Nessuna rivelazione sembra offrire conforto alla solitudine. Gli stessi oggetti e mobili di una casa ci dicono sempre qualcosa di chi la abita. In sé non significano nulla, tuttavia diventano emblemi della coscienza e solitudine di chi ne fa uso.

Nel suo girotondo alla ricerca di una stanza in affitto, Roberto finisce sempre più annegato in una pozione di dubbi, equivoci, ironia e sospetti, tanto che alla fine non sa nemmeno lui se davvero vuole trovarla una nuova casa: «Ho pensato che dovevo impegnarmi di più a trovare una casa nuova, perché questo è quello che succede quando ci si abitua alle voragini: le cose ci scivolano dentro senza che ce ne accorgiamo.»

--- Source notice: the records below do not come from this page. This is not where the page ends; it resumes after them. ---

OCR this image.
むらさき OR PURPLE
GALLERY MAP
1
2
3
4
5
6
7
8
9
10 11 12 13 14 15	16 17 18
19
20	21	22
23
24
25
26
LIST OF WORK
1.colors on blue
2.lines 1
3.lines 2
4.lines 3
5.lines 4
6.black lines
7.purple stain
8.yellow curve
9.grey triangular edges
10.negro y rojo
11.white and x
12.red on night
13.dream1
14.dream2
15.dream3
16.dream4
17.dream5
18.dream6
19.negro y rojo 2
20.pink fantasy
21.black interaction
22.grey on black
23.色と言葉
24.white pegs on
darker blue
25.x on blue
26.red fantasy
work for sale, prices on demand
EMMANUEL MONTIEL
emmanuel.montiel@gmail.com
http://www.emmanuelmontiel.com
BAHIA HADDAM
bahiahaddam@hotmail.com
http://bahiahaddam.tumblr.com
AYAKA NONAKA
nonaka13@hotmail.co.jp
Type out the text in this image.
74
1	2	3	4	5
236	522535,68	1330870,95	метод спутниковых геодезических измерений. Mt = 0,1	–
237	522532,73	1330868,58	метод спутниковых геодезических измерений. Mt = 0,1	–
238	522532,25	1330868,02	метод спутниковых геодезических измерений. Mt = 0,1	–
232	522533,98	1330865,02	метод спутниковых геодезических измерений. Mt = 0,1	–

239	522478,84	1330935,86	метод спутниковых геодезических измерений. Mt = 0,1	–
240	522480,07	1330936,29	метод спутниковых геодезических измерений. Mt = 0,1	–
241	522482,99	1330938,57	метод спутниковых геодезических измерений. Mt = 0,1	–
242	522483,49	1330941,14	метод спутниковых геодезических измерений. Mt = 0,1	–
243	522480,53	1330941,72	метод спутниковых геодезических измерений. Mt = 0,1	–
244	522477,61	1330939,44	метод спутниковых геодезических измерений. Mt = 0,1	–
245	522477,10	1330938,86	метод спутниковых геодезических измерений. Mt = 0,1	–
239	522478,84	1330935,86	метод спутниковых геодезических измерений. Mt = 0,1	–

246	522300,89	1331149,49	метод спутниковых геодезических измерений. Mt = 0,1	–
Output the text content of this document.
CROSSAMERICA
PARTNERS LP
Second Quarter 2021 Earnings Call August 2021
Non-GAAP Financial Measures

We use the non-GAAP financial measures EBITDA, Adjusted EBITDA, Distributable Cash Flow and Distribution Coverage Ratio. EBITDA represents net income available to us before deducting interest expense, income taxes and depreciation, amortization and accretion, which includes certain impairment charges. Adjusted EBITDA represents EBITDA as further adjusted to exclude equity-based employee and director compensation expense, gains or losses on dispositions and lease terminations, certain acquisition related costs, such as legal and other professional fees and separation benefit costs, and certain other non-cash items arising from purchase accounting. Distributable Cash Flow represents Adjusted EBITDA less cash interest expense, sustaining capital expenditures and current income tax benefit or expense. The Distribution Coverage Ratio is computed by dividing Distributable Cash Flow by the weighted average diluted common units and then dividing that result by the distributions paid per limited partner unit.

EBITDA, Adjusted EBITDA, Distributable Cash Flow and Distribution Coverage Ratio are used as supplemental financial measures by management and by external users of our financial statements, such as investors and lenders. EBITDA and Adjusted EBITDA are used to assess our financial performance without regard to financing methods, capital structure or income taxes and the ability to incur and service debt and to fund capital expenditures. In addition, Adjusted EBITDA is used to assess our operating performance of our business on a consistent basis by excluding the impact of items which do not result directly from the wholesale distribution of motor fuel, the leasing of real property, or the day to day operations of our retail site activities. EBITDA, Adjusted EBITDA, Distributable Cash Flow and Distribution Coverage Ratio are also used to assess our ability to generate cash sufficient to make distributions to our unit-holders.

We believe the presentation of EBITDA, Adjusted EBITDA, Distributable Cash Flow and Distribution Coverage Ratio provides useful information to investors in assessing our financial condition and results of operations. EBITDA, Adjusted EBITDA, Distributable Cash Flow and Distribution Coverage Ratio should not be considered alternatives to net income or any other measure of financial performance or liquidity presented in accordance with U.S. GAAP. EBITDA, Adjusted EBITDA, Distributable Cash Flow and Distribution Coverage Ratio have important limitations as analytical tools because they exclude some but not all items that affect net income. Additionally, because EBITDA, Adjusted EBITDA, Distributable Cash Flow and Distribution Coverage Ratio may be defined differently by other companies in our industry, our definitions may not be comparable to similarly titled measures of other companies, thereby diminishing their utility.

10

Più che altro fruga nei sentimenti e crepe esistenziali di uomini e donne dai tratti precari e inadeguati, a volte ridotti a feticci.

Ovunque posi la mente e gli occhi, scopre note realtà, note relazioni, vite che assomigliano forse anche troppo alla sua e ogni volta un altro ponte che lo conduce altrove.

 

(Roberto Moliterni, Storie in affitto. Romanzo a racconti, dino audino editore, 2017, pp. 164, euro 13)

LA CRITICA - VOTO 7/10

Storie in affitto è un romanzo corale abitato dalle paranoie comuni di decine di protagonisti surreali e tragicomici.